15 ounces canned black beans
4 ounces spicy chorizo sausage
Olive oil
1/4 cup onion, diced
1 clove garlic, minced
1 teaspoon jalapeño pepper
2 tablespoons minced cilantro

Coat skillet with oil and heat over medium heat. Add chorizo and sauté, breaking large pieces apart. Add onion and sauté for 2 minutes. Add garlic and jalapeño and continue sautéing for 2 more minutes. Add beans, cilantro and salt. Using a blender, purée till smooth.

Place 1/2 cup of beans on each plate, and top with halibut fillet.

Sausage-Encrusted Lamb Loin with Black Pepper Polenta and Red Wine Jus

Sausage-Encrusted Lamb Loin

2 links Merguez sausage (lamb sausage)
1 egg
1/4 cup panko (Japanese bread crumbs)
1 8-ounce lamb loin
Salt and pepper
Olive oil
1/4 cup flour

Season lamb loin with salt and pepper. Coat a sauté pan with oil. Heat. Add lamb loin and sear approximately 1–2 minutes on each side. Loin should be golden on both sides but uncooked on the inside. Cool and reserve.

Cut casing on sausage, and squeeze contents into a stainless bowl. Add egg and bread crumbs. Mix thoroughly to combine. Set aside.

Dust lamb loin with a small amount of flour.
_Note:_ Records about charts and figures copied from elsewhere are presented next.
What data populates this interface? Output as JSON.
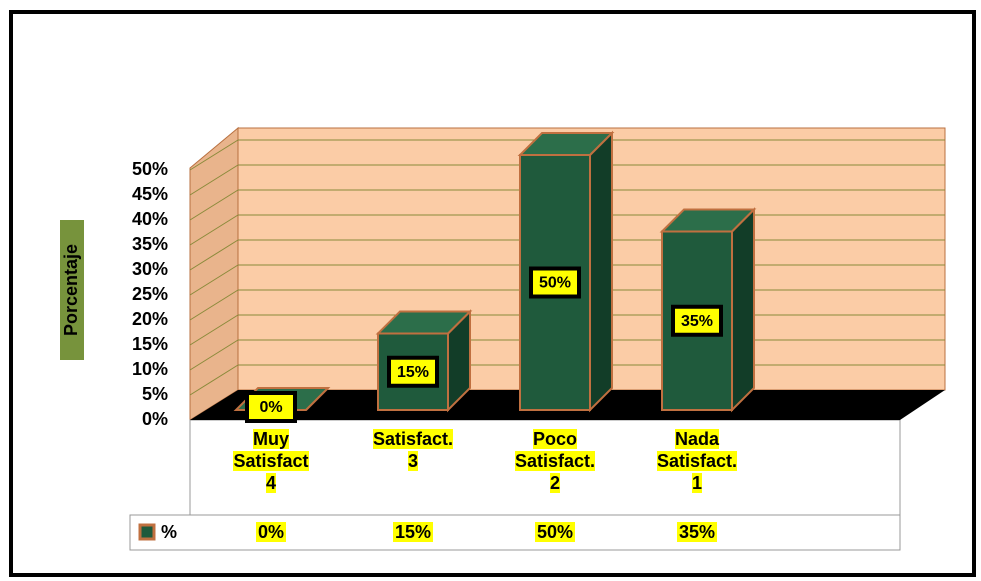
{
  "chart_data": {
    "type": "bar3d",
    "y_label": "Porcentaje",
    "categories": [
      "Muy\nSatisfact\n4",
      "Satisfact.\n3",
      "Poco\nSatisfact.\n2",
      "Nada\nSatisfact.\n1"
    ],
    "series": [
      {
        "name": "%",
        "color": "#1f5a3c",
        "values": [
          0,
          15,
          50,
          35
        ],
        "value_labels": [
          "0%",
          "15%",
          "50%",
          "35%"
        ]
      }
    ],
    "ylim": [
      0,
      50
    ],
    "yticks": [
      {
        "value": 0,
        "label": "0%"
      },
      {
        "value": 5,
        "label": "5%"
      },
      {
        "value": 10,
        "label": "10%"
      },
      {
        "value": 15,
        "label": "15%"
      },
      {
        "value": 20,
        "label": "20%"
      },
      {
        "value": 25,
        "label": "25%"
      },
      {
        "value": 30,
        "label": "30%"
      },
      {
        "value": 35,
        "label": "35%"
      },
      {
        "value": 40,
        "label": "40%"
      },
      {
        "value": 45,
        "label": "45%"
      },
      {
        "value": 50,
        "label": "50%"
      }
    ],
    "grid": true
  }
}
Using your hands, firmly pack sausage mixture around lamb loin. End result should look like a very thick and uniform link of sausage. Refrigerate at least 1 hour to cool and allow sausage wrap to firm up.

Add a little oil to a nonstick sauté pan and heat. Add sausage-wrapped lamb loin to pan and carefully sear, rolling lamb in order to sear all the way around. Sear until lamb is golden brown. Remove from pan.
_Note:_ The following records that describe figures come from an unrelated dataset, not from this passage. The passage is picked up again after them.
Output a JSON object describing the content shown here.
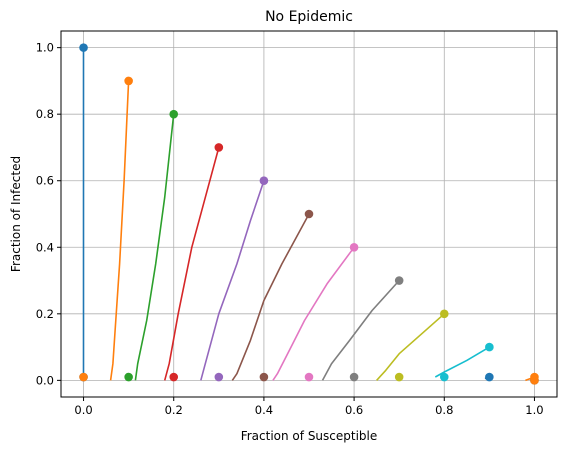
{
  "chart_data": {
    "type": "line",
    "title": "No Epidemic",
    "xlabel": "Fraction of Susceptible",
    "ylabel": "Fraction of Infected",
    "xlim": [
      -0.05,
      1.05
    ],
    "ylim": [
      -0.05,
      1.05
    ],
    "xticks": [
      0.0,
      0.2,
      0.4,
      0.6,
      0.8,
      1.0
    ],
    "yticks": [
      0.0,
      0.2,
      0.4,
      0.6,
      0.8,
      1.0
    ],
    "xtick_labels": [
      "0.0",
      "0.2",
      "0.4",
      "0.6",
      "0.8",
      "1.0"
    ],
    "ytick_labels": [
      "0.0",
      "0.2",
      "0.4",
      "0.6",
      "0.8",
      "1.0"
    ],
    "grid": true,
    "series": [
      {
        "color": "#1f77b4",
        "start": [
          0.0,
          1.0
        ],
        "end": [
          0.0,
          0.01
        ],
        "x": [
          0.0,
          0.0,
          0.0,
          0.0
        ],
        "y": [
          1.0,
          0.6,
          0.3,
          0.0
        ]
      },
      {
        "color": "#ff7f0e",
        "start": [
          0.1,
          0.9
        ],
        "end": [
          0.0,
          0.01
        ],
        "x": [
          0.1,
          0.09,
          0.08,
          0.07,
          0.065,
          0.06
        ],
        "y": [
          0.9,
          0.6,
          0.35,
          0.15,
          0.05,
          0.0
        ]
      },
      {
        "color": "#2ca02c",
        "start": [
          0.2,
          0.8
        ],
        "end": [
          0.1,
          0.01
        ],
        "x": [
          0.2,
          0.18,
          0.16,
          0.14,
          0.12,
          0.115
        ],
        "y": [
          0.8,
          0.55,
          0.35,
          0.18,
          0.05,
          0.0
        ]
      },
      {
        "color": "#d62728",
        "start": [
          0.3,
          0.7
        ],
        "end": [
          0.2,
          0.01
        ],
        "x": [
          0.3,
          0.27,
          0.24,
          0.21,
          0.19,
          0.18
        ],
        "y": [
          0.7,
          0.55,
          0.4,
          0.2,
          0.05,
          0.0
        ]
      },
      {
        "color": "#9467bd",
        "start": [
          0.4,
          0.6
        ],
        "end": [
          0.3,
          0.01
        ],
        "x": [
          0.4,
          0.37,
          0.34,
          0.3,
          0.27,
          0.26
        ],
        "y": [
          0.6,
          0.48,
          0.35,
          0.2,
          0.05,
          0.0
        ]
      },
      {
        "color": "#8c564b",
        "start": [
          0.5,
          0.5
        ],
        "end": [
          0.4,
          0.01
        ],
        "x": [
          0.5,
          0.44,
          0.4,
          0.37,
          0.34,
          0.33
        ],
        "y": [
          0.5,
          0.35,
          0.24,
          0.12,
          0.02,
          0.0
        ]
      },
      {
        "color": "#e377c2",
        "start": [
          0.6,
          0.4
        ],
        "end": [
          0.5,
          0.01
        ],
        "x": [
          0.6,
          0.54,
          0.49,
          0.46,
          0.43,
          0.42
        ],
        "y": [
          0.4,
          0.29,
          0.18,
          0.1,
          0.02,
          0.0
        ]
      },
      {
        "color": "#7f7f7f",
        "start": [
          0.7,
          0.3
        ],
        "end": [
          0.6,
          0.01
        ],
        "x": [
          0.7,
          0.64,
          0.59,
          0.55,
          0.53
        ],
        "y": [
          0.3,
          0.21,
          0.12,
          0.05,
          0.0
        ]
      },
      {
        "color": "#bcbd22",
        "start": [
          0.8,
          0.2
        ],
        "end": [
          0.7,
          0.01
        ],
        "x": [
          0.8,
          0.75,
          0.7,
          0.67,
          0.65
        ],
        "y": [
          0.2,
          0.14,
          0.08,
          0.03,
          0.0
        ]
      },
      {
        "color": "#17becf",
        "start": [
          0.9,
          0.1
        ],
        "end": [
          0.8,
          0.01
        ],
        "x": [
          0.9,
          0.85,
          0.8,
          0.78
        ],
        "y": [
          0.1,
          0.06,
          0.025,
          0.01
        ]
      },
      {
        "color": "#1f77b4",
        "start": [
          1.0,
          0.0
        ],
        "end": [
          0.9,
          0.01
        ],
        "x": [
          0.9,
          0.89
        ],
        "y": [
          0.008,
          0.006
        ]
      },
      {
        "color": "#ff7f0e",
        "start": [
          1.0,
          0.01
        ],
        "end": [
          1.0,
          0.0
        ],
        "x": [
          1.0,
          0.99,
          0.98
        ],
        "y": [
          0.01,
          0.005,
          0.0
        ]
      }
    ]
  }
}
Cook lamb loin in a 350-degree oven for approximately 15 minutes for medium rare.

Black Pepper and Romano Cheese Polenta

1 cup polenta
3 cups chicken stock
1/2 cup heavy cream
1/2 cup grated Romano cheese
1 tablespoon cracked black pepper

Bring stock to a boil. Add cream, salt and pepper. Gradually stir in polenta. Cook, stirring constantly (to avoid lumps) until polenta thickens and pulls away from sides of pan. Stir in cheese. Remove from heat and serve.

Red Wine Jus

4 cups red wine
2 cups port wine
1 apple, peeled, cored and diced
1 pear, peeled, cored and diced
1 orange, peeled and segmented
1/2 cup chopped onion
1/2 cup chopped celery
1/2 cup chopped carrot

Combine all ingredients in a large saucepan, and bring to a simmer. Simmer for approximately 1 hour or until liquid is reduced to 1 cup. Strain mixture through a cheesecloth-lined sieve.

Remove lamb from oven. Let it rest for 5 minutes, then slice into 3/4-inch thick rounds. Spoon 1/4 cup of polenta into center of each of four plates. Place lamb loin atop polenta. Spoon red wine jus over lamb.

Apple and Dried Cherry Bread Pudding with Caramel Bread Pudding

4 cups heavy cream
12 egg yolks
1 1/2 cups sugar
1 tablespoon vanilla extract
3 Granny Smith apples (peeled, cored and diced)
1 cup dried tart cherries
2 (16- to 17-ounce) loaves old-fashioned white bread, unsliced, crust trimmed, cut into cubes
1 1/2 teaspoons cinnamon
1/8 teaspoon nutmeg
2 tablespoons butter

Melt butter in a skillet. Over medium heat, cook apples for 5 minutes. Add cinnamon, nutmeg and 1/4 cup of the sugar. Continue cooking for 5 minutes.

In a mixing bowl, mix cream, yolks, remaining sugar and vanilla. Mix in apples, cherries and bread.

Let rest for 1 hour. Pour into a 9- by 13-inch pan. Bake at 325 degrees for 50 minutes.


2 cups sugar
1 cup water
1/2 cup cream

In a sauce pot, mix water and sugar. Boil until sugar dissolves. Continue boiling till liquid sugar turns golden brown (this may take up to 10 minutes). Turn heat off and add cream. (Be careful — mixture may let off steam or bubble over.) Whisk cream till mixture is smoothed. Serve over bread pudding.